The test message was originally scheduled for September but was pushed back to Wednesday at 2:18 PM EDT (2318 hours, Pakistan time).
What just happened? That odd notification you just received on your smartphone isn't reason for concern, it's simply a scheduled test of the wireless emergency alerts system.
The EAS test message is a nationwide emergency alert test that is sent out on broadcast television and radio, rather than on mobile phones.
Additional results from EAS participant station reception and broadcast of the national test message will be collected over the next month and reported later and compared against previous test results. FEMA officials said Tuesday they would share test result data on how the testing went with mobile carriers to help ensure the system works well in a true emergency.
The test will allow FEMA to assess the infrastructure needed to produce a national alert and examine whether changes will need to be made.
The system was brought into being under the Integrated Public Alert and Warning System Modernization Act of 2015.
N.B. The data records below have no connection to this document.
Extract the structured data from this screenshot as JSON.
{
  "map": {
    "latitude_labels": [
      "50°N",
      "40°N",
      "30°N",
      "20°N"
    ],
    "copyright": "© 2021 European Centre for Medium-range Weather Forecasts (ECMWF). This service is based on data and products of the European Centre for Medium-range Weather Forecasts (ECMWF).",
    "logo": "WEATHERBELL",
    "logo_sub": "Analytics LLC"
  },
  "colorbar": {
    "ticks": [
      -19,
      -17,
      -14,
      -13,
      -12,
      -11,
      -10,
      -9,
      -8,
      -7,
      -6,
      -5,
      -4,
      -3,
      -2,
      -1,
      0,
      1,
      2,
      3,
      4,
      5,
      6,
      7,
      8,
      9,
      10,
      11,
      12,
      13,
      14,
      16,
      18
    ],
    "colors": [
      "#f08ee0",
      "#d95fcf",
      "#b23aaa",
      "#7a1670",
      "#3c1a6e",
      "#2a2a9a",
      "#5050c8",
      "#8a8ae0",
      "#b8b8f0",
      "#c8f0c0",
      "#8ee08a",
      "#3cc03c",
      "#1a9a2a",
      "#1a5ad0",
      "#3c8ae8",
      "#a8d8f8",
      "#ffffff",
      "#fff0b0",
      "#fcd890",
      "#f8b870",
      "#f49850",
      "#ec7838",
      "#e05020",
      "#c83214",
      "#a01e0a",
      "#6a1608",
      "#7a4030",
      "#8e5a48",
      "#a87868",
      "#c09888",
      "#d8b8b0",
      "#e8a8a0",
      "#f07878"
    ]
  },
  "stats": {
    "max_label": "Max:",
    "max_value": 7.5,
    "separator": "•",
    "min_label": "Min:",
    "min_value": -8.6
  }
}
The WEA portion of the test commences at 8:18 a.m. HST and the EAS portion follows at 8:20 a.m. HST. Of course, you're cutting off all communication for your phone so you won't get any calls or other messages. The national test will use the same special tone and vibration as with all WEA messages (i.e. Tornado Warning, AMBER Alert). Users cannot opt out of receiving the test message.
Jennifer Mendelsohn tweeted: 'My brother just texted me "It's like an Amber alert except it's used when someone has abducted your country"'. The objective was to test the ability to distribute a national message and see if improvements are needed. Users can opt out of "emergency alerts" which means there's a way out in case they don't want to be notified in case of an emergency (but, it would be surprising if anybody would do that). The test message will be similar to regular monthly EAS test messages with which the public is familiar. The WEA system was established a decade ago and became operational in 2012.
Still, a group of New Yorkers is suing in federal court saying they can't be forced to receive the alerts because they violate their right to free speech.
As they say. this was just a test. "But if it's used for good, I have no issues", student Sashwat Patra said. Mistakes like that could make people nervous about this new nationwide alert.